The invention is based on a fuel injection device as defined hereinafter. A fuel injection device of this kind is known, for instance from German Offenlegungsschrift No. 30 02 851, although this device is intended exclusively for an application where a primary fuel that is difficult to ignite pumped by a high-pressure injection pump, on the one hand, and on the other, an igniting fuel pumped by a separate pump are to be delivered via a hydraulically actuated auxiliary pump to separate injection nozzles, for the main fuel and the igniting fuel, in a Diesel engine. The low-pressure pump which furnishs the igniting fuel communicates with a pilot storage chamber in the auxiliary pump that is defined by an expulsion piston, and the supply pressure of the main fuel acts upon the remote side of the expulsion piston. Aside from the engineering expense necessary in order to provide each cylinder of the Diesel engine with separate injection valves for the pilot injection and the main injection, each with an auxiliary pump, and the many connecting lines needed for this, it is also problematical in the known apparatus to effect accurate control of the sequence of time between the pilot injection and the main injection, because the dead spaces existing in the connecting lines cause unavoidable deviations, particularly in accordance with rpm, from the specified control times for the pilot injection and the main injection.
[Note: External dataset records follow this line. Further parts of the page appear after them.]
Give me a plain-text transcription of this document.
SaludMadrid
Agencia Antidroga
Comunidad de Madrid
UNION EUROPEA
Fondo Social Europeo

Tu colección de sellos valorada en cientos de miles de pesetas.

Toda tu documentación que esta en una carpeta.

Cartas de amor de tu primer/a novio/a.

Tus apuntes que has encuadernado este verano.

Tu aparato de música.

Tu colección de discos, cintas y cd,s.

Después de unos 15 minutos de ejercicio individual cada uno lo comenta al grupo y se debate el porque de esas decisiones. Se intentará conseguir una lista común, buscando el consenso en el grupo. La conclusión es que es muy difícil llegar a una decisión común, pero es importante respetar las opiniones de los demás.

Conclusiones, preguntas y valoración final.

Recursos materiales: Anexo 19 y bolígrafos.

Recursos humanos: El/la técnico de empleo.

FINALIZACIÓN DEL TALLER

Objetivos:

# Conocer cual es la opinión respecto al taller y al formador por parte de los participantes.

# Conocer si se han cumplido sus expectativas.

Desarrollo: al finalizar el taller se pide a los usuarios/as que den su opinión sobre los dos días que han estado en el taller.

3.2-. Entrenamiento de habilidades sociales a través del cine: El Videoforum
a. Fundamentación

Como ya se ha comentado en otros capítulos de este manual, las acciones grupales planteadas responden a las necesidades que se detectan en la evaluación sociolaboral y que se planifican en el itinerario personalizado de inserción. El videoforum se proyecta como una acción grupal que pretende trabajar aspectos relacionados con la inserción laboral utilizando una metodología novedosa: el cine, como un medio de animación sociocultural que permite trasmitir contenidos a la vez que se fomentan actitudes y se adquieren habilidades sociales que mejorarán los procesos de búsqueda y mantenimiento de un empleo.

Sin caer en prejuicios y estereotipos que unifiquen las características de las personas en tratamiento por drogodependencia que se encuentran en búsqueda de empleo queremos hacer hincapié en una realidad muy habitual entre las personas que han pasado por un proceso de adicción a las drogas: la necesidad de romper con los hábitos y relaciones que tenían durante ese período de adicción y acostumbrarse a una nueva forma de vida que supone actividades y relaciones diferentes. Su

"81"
An apparatus is also known (German Pat. No. 1 252 001) in which a separate, small piston for the pilot injection is disposed such that it is offset in an axially parallel manner from a loading piston for the main injection inside a fuel injection valve, although no separate low-pressure supply means is provided, and the pilot injection quantity is derived from the supply of fuel for the main injection. As a result, the standing pressure in the pressure line, and thus the accuracy of quantity control, are unfavorably affected.
Finally, it is also known (German Offenlegungsschrift No. 28 34 633), for controlling the pilot injection in internal combustion engines, to provide a one-piece control slide which is displaceable counter to the force of a spring, and which with a pronounced intermediate relief into a reservoir, via control edges, establishes the particular desired connections for the pilot injection and the main injection. Here again, the pilot injection quantity is diverted from the supply quantity of the injection pump that also furnishes the main injection quantity, so that once again the accuracy of the quantity control of the main injection quantity is affected negatively.